KNOXVILLE - There's the black and orange glove and the shiny new offensive formation.
Tennessee has yet to publicly make the decision on Tyler Bray's status for Saturday night's home game against Vanderbilt, but the Volunteers appear to be looking for ways to enable the sophomore quarterback to start or play with a broken thumb that's not fully healed.
"I think he's got a lot of rust on him," offensive coordinator Jim Chaney said after Wednesday morning's practice. "As you watch a kid who hasn't thrown a football for four or five weeks, which you would expect, there's times he looks OK, there's times he looks really rusty and you worry about those things. I don't know what the rest of the week's going to add up to right now.
"He's in and out. He looks good, sometimes he doesn't look so good. It's an iffy situation for us as we approach every day right now."
Bray, who spoke with the media for the first time since his injury early last month against Georgia, admitted he's not the same quarterback he was pre-injury. There's little doubt, though, as to what he wants to do.
"I've been wanting to play since Arkansas," said the sophomore. "I'm always going to want to play. I don't like watching the game, I didn't pay for a ticket. But, I mean, it's up to coaches, whatever they decide.
"It's up to Coach [Derek] Dooley. If he feels I can make the throws, then I'll play."
Bray's far from the only person hoping he'll play on Saturday.
"We hope he plays," Vanderbilt coach James Franklin said Wednesday. "We look forward to the challenge. Our kids are excited about it."
If Bray can't go, it'll be freshman Justin Worley who retakes the reins of an offense that's scored just 23 points in the four Southeastern Conference games Bray missed. Dooley said Bray "was about the same" during Tuesday's practice. The uncertainty, the coach added, could mean a decision might not come until right before the game Saturday.
"We're struggling," Chaney said. "We have a bunch of young men that are looking for someone to make a play as opposed to going out and making that play. I feel the pressure, also, of trying to make the perfect play call to be able to score points.
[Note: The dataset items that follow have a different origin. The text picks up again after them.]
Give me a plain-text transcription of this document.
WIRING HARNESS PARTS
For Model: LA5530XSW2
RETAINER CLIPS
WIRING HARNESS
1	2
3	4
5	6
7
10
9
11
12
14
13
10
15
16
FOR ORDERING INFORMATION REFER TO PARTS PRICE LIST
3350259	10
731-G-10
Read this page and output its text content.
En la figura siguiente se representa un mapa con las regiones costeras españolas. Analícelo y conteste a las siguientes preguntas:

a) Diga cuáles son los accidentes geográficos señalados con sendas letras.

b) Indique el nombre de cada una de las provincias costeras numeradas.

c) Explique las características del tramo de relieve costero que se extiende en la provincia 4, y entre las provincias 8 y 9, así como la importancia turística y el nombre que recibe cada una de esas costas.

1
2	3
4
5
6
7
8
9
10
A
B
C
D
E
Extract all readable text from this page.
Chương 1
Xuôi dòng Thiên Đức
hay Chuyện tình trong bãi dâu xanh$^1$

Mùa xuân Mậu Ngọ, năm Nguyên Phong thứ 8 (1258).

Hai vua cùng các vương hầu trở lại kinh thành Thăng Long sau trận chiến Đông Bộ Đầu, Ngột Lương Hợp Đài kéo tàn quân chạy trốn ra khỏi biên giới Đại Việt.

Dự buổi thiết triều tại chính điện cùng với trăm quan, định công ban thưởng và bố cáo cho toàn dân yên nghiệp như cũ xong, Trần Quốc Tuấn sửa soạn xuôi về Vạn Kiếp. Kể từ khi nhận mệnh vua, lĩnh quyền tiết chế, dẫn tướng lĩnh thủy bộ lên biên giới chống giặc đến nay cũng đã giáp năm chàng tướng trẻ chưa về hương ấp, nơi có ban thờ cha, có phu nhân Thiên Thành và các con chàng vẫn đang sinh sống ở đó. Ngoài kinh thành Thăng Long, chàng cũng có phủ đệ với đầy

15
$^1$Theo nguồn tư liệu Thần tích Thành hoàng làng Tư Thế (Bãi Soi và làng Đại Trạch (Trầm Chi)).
"A young man's been out there and played and had a lot of success, I think that does a lot for a football team, if that ends up going that way and [Bray's] able to play. I think you always want a little burst, and if Tyler played, he'd give you that bump of energy that you need."
If Bray does play, the Vols are taking some steps to increase his effectiveness. Dooley said the Vols limited Bray's reps early in Wednesday's practice to lessen the wear on his arm. Bray is wearing a glove on his throwing hand to help with his grip.
Those adjustments pale in comparison to the addition of a new "pistol" formation on offense. Bray's most visible pain during practice has come when he's tried to take a snap from under center, so the Vols put him a couple steps behind center and a step in front of where he'd stand in the shotgun. The tailback still lines up behind the quarterback with a fullback to the quarterback's right or left.
It's how the Vols believe they can make it easier for their injured quarterback without making too many drastic changes.
"You've got to work on the ball-handling," Dooley said. "That's different, but with our running game, when you get in the pistol, there's a pistol offense and then there's getting into a pistol formation. Alabama runs the pistol formation, but it's really a traditional pro-style offense. Nevada runs the pistol offense, which is veer option and all the other stuff."
Bray said he's familiar with the formation because he ran it in high school, but Chaney described his background with it as limited.
"That's what you do, you find a way," he said. "As coaches, you find a way. If Tyler has to play in the ballgame, then we have to do some of that stuff, and that's just the reality of what we're dealing with."
Whether he returns Saturday night or not, Bray said his absence has involved plenty of studying and provided a learning experience he thinks will make him a better quarterback in the future.
"You realize how much football really means to you," he said. "You kind of take it for granted when you have to come out and practice every day, but once you get hurt and it gets taken away from you, you kind of see things differently."